My phone lights up from the cluttered shelf next to my uncomfortable foam bed. Turning over, I grab it and read a text from Geo.

Do you realize that you lost your bet and then won a date with Ronan Kade?

Who gets that lucky?

I roll my eyes at his message. With a chuckle, I reply.

There’s no date. I doubt he’ll ever talk to me again.

Besides, he’s way too old for me.

Age is just a number.

Yeah, and fifty-six is a big number.

I’m not sure my dad would be too fond of me bringing home a guy older than him!

LOL

I would love to see the look on his face.

Please invite me when you do.

It’s not happening. I’m not going on that date.

Sure.

You know you get a cut of that money, right?

I sit up so fast, I knock my head on the shelf over my bed.

“Ouch, fuck!” I squeal, holding my forehead as I read his text again.

What?! How much?

Twenty percent.

“Holy shit!”

Quick, what’s twenty percent of a hundred thousand?

“Ten percent is…ten thousand…oh my God. Twenty thousand dollars?”

You’re freaking out, aren’t you?

Are you saying I’m going to get twenty thousand dollars on my next check?

Yep.

OMG. Geo!

When is the next auction night?

Easy, Pretty Woman.

I am nothing like Julia Roberts. She relied on a rich man to save her. I think I just saved myself.

With money from a rich man.

Semantics.

I hope you’re not parked anywhere dangerous tonight.

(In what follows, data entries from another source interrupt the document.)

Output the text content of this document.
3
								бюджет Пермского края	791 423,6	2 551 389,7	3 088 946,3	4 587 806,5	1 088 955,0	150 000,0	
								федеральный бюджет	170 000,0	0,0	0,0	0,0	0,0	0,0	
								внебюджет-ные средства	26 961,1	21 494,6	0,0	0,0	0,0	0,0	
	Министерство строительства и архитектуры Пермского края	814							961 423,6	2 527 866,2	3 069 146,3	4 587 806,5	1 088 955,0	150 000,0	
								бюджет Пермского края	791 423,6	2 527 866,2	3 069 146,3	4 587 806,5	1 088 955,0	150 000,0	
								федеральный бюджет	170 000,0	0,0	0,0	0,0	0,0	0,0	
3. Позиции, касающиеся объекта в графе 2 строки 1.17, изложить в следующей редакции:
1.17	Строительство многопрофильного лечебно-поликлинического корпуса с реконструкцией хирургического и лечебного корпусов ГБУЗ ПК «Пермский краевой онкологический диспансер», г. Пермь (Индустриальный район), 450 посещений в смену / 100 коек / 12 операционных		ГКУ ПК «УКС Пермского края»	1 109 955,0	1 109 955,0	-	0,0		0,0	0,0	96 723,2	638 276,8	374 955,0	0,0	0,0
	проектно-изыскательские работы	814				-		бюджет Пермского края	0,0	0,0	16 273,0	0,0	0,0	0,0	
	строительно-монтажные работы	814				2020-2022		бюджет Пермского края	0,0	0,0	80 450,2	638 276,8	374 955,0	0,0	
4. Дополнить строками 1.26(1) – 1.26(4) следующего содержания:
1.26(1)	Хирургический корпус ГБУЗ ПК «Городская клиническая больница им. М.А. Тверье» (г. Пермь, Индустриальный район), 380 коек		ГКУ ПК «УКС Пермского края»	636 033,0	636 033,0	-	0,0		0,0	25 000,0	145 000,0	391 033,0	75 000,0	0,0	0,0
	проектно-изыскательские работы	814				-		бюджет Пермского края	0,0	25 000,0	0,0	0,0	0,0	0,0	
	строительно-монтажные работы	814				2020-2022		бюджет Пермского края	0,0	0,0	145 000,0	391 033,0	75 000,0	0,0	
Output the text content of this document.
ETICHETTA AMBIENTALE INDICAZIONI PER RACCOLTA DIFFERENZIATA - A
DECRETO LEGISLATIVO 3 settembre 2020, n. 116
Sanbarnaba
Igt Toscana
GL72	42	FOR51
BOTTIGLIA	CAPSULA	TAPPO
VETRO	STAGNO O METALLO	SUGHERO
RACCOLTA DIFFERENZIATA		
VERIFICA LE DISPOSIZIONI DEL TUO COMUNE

The couch is open if you don’t want to be homeless.

Is your boy toy there?

Not tonight. He’s working.

You mean with his girlfriend?

You’re being mean tonight. The money has changed you.

I giggle to myself. The pit of anxiety in my stomach is gone, and it’s been replaced with excitement. I can’t believe I just made twenty thousand dollars.

Thanks, Geo, but I’m good tonight. Parked down by the beach, in that family campground. I’ll stay over tomorrow night. Promise.

Okay, babe. I’m glad to hear that. You need to take care of yourself. Get some sleep. Night.

Night.

When I put the phone back on the shelf, I feel a little bad again. I lied about staying at the family campground. I’m in a city parking lot downtown, close to the club. For some reason, I think that if I lie about how great my life is, then I’m somehow manipulating it to be better, but it’s not. It’s still the same disappointing mess it’s always been.